Soil Health
The basis for healthy food is healthy soil. For soil to be healthy, populations of soil microbes should be just as diverse underground as populations of flora and fauna are above ground. These microbes are responsible for a multitude of soil properties, like moisture content, soil structure, conversion of elements into forms that plants can use, and transferring nutrients to plants, and ultimately to us.
Just one cup of healthy soil contains more microorganisms than there are people on the planet! They form a complex food web, based on decaying plant and animal matter, and involving countless forms of bacteria, fungi, nematodes and bugs. As they go about their living and dying, they create structures that stabilize the soil and convert nutrients from one chemical form to another.
Soil biota can sustainably produce nutrient-dense foods, as long as nutrients are somehow returned to the soil. But since the beginning of industrial agriculture, this efficient and productive nutrient recycling system has been completely disrupted.

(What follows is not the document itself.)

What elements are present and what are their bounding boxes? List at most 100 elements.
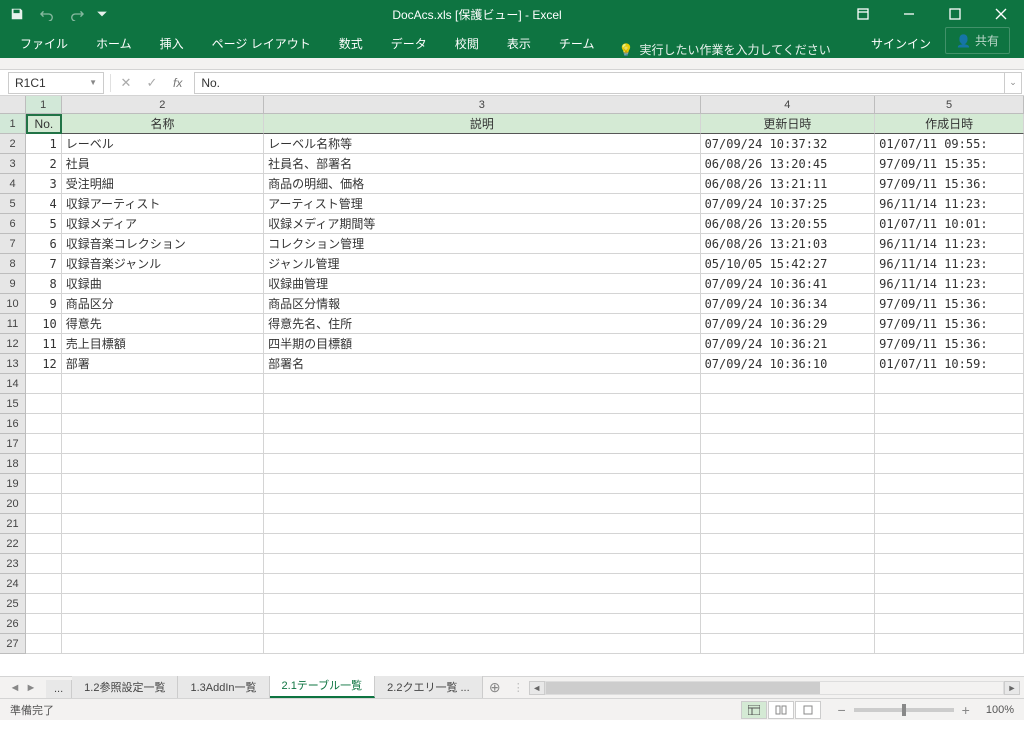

Our reckless use of herbicides, pesticides and chemical fertilizers based on cheap fossil fuels are the basis of the destruction. Monocultures—growing single crops on a very large scale—is the core of industrial agriculture and it relies completely on chemical inputs that destroy soil organisms.
As we lose soil organisms, we lose soil health, and our food is losing nutritional value. Levels of iron, calcium, phosphorus, and vitamins B and C, among others, have decreased in all kinds of vegetables, grains and meats since the 1950s, according to a landmark study by Donald Davis of the University of Texas (UT) at Austin which was published in December 2004 in the Journal of the American College of Nutrition.
Here at Nash’s, we work very hard to keep our levels of organic matter, and consequently the soil biota, high. We do that by building our own compost, cover cropping, and crop rotation, so that nutrients are not sucked out of the soil by the same crop year after year. On our organic farm, we consider every microbe in our rich alluvial soils to be a partner in producing healthy, nutritious food.